鄭靜低著頭走了。
徐蕾努力平靜下心情后,詢問張亮:
“你怎么知道她是內鬼?誰告訴你的?”
“猜的。”
“啊?”
張亮嫌棄似的看了一眼徐蕾。
那眼神仿佛在說:你的智商是怎么當上經理的?
“你不是看到了嗎?聶子恒根本不想和我對面,就憑這一點,只有他確定了我不在天元,才會來你這里。”
“但他剛剛就找上門來了,那么,他是怎么確定我不在天元的,那有可能是他能獲取到信息。”
“別看聶子恒囂張狂妄,其實極會用手段,比較明顯的一個特點是,他善于用錢辦事,用錢開路,讓人給他做牛做馬做孫子。”
“再結合你跟我說過的,聶子恒的目的是要吞并天元,你以為他只會外部用力嗎?只怕他早就用手段瓦解掉了你們天元內部。”
“這不,這經理羅金紅十有八.九已被聶子恒收買,羅金紅再安排你秘書,輕輕松松。”
“再說件你更寒心的事,據你所說,天元本來有八成機會拿下西山開發區,怎么就突然被聶子恒截胡?你有沒有想過,可能是你內部的人幫助聶子恒拿下的。”

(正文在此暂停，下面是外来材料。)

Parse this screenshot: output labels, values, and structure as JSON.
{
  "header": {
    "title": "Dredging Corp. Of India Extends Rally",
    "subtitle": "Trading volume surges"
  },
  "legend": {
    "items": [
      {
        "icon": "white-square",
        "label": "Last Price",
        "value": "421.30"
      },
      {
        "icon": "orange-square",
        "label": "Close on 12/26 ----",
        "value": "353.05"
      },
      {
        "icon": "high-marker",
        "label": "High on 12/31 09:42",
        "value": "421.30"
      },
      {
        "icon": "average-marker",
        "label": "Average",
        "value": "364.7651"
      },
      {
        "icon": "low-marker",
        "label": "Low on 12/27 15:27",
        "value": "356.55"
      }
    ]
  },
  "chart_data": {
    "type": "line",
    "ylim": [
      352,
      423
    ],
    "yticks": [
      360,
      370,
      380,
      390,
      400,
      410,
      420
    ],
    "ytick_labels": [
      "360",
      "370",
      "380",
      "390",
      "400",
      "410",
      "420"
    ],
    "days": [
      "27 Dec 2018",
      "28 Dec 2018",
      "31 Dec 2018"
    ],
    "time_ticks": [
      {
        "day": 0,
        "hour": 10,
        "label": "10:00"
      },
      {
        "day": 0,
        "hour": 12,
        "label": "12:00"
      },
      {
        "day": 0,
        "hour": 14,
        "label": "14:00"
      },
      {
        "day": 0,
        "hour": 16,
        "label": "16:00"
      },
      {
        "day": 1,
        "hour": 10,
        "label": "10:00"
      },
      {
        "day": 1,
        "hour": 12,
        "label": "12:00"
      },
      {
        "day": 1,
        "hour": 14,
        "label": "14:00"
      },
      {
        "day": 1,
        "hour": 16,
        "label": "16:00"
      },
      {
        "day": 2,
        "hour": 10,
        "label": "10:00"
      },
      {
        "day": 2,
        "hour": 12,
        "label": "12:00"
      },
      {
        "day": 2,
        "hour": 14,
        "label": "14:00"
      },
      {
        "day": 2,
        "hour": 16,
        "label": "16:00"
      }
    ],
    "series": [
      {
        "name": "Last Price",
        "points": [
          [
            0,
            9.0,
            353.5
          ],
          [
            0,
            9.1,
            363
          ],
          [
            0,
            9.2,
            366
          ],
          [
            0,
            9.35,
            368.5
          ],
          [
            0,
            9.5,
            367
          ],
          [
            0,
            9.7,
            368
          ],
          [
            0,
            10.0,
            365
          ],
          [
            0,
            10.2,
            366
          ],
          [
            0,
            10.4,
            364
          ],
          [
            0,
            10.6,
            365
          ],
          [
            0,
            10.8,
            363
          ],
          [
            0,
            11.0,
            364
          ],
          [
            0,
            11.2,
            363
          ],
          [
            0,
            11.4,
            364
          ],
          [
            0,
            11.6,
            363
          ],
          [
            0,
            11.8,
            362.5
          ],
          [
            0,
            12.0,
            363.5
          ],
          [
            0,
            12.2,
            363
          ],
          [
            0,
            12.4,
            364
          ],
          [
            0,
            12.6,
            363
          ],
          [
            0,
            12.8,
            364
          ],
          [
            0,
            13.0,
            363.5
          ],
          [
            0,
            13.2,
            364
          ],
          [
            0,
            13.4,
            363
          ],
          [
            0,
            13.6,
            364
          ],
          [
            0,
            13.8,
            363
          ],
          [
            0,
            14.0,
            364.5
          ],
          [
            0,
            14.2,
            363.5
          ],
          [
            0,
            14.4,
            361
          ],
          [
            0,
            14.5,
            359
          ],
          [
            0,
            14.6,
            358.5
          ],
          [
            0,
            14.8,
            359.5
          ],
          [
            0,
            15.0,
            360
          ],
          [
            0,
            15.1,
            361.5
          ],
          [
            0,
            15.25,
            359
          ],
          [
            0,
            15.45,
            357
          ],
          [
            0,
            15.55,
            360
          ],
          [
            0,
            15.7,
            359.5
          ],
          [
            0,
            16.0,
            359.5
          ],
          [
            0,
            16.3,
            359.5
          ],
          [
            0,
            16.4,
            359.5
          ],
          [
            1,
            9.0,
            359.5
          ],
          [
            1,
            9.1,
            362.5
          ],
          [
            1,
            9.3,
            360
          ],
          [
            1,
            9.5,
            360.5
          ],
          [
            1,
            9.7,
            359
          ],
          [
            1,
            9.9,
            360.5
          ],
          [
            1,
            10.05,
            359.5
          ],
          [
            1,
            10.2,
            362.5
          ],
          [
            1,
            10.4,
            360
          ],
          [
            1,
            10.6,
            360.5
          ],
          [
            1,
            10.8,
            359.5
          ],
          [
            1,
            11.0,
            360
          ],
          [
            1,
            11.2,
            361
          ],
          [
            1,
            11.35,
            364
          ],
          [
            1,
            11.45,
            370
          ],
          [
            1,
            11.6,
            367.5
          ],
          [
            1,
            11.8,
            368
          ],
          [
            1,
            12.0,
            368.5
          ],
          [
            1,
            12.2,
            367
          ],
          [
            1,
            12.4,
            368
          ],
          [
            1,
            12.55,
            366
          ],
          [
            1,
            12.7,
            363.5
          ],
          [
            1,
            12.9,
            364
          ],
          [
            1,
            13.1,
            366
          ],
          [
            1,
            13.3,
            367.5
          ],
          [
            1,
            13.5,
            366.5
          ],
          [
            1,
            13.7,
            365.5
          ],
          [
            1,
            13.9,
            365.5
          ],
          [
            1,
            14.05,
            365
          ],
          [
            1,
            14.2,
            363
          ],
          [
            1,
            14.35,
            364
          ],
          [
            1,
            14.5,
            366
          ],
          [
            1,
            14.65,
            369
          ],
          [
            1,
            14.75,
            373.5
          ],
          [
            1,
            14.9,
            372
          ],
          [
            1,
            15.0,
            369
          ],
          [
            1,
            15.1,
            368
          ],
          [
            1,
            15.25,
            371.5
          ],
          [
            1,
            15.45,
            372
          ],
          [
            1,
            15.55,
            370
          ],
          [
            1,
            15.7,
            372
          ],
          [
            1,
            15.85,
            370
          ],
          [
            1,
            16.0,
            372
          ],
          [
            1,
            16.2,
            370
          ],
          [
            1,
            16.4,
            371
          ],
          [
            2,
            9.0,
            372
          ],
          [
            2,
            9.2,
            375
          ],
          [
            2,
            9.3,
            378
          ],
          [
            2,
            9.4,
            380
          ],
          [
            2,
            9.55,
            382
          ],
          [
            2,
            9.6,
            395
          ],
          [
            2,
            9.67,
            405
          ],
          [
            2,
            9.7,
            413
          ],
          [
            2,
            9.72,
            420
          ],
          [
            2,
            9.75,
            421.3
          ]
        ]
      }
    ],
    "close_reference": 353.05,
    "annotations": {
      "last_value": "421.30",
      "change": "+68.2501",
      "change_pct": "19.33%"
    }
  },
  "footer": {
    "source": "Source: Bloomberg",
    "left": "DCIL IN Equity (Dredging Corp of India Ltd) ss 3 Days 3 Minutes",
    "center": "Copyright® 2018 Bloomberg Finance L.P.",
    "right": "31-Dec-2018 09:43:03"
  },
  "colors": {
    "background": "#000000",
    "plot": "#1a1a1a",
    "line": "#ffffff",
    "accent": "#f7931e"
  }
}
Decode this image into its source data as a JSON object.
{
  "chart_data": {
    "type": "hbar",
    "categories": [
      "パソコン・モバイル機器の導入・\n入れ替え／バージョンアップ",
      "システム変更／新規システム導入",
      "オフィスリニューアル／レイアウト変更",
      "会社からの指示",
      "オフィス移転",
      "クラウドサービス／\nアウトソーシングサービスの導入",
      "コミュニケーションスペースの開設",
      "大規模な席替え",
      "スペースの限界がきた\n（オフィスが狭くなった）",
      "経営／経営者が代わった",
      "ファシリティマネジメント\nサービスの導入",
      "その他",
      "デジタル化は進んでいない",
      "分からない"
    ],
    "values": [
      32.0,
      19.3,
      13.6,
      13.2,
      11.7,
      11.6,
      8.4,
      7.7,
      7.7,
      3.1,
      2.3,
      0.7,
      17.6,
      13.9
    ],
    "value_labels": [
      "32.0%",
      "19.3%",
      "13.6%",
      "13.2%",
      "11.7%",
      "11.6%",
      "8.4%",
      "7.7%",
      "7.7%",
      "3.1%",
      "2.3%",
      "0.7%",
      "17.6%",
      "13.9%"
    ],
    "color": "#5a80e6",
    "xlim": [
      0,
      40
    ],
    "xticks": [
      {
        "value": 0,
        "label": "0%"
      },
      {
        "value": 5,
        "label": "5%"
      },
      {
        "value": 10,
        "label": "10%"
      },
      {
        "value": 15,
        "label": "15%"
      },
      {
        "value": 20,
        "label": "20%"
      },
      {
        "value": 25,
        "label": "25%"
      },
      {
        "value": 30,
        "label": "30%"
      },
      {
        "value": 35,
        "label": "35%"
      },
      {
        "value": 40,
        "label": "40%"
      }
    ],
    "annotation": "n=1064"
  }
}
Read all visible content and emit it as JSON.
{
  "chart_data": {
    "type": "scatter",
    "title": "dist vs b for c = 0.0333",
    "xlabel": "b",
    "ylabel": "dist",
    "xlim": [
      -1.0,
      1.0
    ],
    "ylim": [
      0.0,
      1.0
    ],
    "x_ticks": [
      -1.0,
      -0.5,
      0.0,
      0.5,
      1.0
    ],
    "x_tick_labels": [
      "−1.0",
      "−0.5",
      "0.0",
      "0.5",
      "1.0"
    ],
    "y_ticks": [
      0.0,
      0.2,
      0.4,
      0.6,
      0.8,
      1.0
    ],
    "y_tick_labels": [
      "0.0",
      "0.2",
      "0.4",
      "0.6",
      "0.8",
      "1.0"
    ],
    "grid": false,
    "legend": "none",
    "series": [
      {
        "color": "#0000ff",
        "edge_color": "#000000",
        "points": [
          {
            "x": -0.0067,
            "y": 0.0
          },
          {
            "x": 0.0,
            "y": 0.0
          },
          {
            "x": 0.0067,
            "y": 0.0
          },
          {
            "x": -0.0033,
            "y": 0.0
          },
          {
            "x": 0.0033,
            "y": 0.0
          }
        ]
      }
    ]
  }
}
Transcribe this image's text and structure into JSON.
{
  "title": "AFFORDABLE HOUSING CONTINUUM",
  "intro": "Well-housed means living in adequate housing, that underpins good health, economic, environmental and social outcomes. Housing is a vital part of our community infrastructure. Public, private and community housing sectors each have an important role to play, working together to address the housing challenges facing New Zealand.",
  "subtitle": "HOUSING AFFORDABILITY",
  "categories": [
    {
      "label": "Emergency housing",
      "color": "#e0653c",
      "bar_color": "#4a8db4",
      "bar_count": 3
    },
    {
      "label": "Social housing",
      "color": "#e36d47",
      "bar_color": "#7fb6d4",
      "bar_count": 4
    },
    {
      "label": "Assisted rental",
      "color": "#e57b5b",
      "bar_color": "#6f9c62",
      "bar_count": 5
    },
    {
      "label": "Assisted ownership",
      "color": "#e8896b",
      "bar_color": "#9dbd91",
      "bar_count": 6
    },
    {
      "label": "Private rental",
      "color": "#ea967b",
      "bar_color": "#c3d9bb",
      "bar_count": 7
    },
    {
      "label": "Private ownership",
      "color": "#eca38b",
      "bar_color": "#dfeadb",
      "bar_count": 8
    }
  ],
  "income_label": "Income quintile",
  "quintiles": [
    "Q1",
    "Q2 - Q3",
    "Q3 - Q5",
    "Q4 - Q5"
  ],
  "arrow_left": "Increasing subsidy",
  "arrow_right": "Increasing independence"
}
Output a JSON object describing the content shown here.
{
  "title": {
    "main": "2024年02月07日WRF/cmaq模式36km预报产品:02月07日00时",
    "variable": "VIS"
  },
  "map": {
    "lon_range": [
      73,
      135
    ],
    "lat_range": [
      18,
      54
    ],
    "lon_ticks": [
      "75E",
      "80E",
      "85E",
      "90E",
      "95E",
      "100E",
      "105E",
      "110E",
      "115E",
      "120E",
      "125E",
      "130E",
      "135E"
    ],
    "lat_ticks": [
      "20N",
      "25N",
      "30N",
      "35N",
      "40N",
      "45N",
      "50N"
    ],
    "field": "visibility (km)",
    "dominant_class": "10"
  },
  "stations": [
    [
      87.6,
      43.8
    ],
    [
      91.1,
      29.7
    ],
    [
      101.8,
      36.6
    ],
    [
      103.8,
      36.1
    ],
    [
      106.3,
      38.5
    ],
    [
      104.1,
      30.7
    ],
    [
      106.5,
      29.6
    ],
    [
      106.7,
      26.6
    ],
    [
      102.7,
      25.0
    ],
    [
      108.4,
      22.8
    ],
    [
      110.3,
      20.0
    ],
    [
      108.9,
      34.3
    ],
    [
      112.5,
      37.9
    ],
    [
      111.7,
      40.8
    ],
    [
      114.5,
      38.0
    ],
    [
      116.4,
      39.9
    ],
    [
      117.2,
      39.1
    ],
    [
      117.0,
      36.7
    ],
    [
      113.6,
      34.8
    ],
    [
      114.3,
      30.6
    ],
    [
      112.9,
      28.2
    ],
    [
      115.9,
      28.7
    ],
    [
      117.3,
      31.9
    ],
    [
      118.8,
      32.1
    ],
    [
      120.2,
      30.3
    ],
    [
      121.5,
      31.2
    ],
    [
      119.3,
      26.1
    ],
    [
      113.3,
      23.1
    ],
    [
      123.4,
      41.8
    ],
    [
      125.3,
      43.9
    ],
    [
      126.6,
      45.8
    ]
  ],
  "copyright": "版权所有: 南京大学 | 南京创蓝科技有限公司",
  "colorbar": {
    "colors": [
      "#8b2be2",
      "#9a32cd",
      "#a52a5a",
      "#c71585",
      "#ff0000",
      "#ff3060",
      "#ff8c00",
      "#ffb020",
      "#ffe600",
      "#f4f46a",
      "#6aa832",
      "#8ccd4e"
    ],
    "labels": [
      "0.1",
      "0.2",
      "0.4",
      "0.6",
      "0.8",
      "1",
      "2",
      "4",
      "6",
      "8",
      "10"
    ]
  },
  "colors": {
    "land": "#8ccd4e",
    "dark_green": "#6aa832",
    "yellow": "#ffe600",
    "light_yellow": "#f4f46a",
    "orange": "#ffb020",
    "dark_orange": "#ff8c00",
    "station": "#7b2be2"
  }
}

“本想讓你拿下c4和f5區,后來我馬上改變了主意,你以為是我跟你斗氣嗎?不,是你公司的人靠不住。”
徐蕾渾身泛寒,如墜冰窖之中。
以至于張亮走了,她才后知后覺發現。
人倒是回過神了,但感覺渾身更加冰冷。
她關上辦公室的門,坐在沙發上,許久都沒有動一下。
本因為鄭靜是內鬼而憤怒,而現在,可能遍地都是內鬼。
就比如坐在總經理位置上的羅金紅都倒戈了,誰還能信得過?誰還能靠得住?
回頭再想到張亮時,徐蕾真心服口服了。
要知道張亮來天元的次數都屈指可數,也只是和她打了幾回交道,都沒有和其他人碰過面。
但就在這種情況下,張亮頭腦卻如此清晰!
不僅比當著項目開發部經理的她還要清楚局面,還能在極短的時候反制聶子恒,一下子就把聶子恒逼進了死胡同一樣……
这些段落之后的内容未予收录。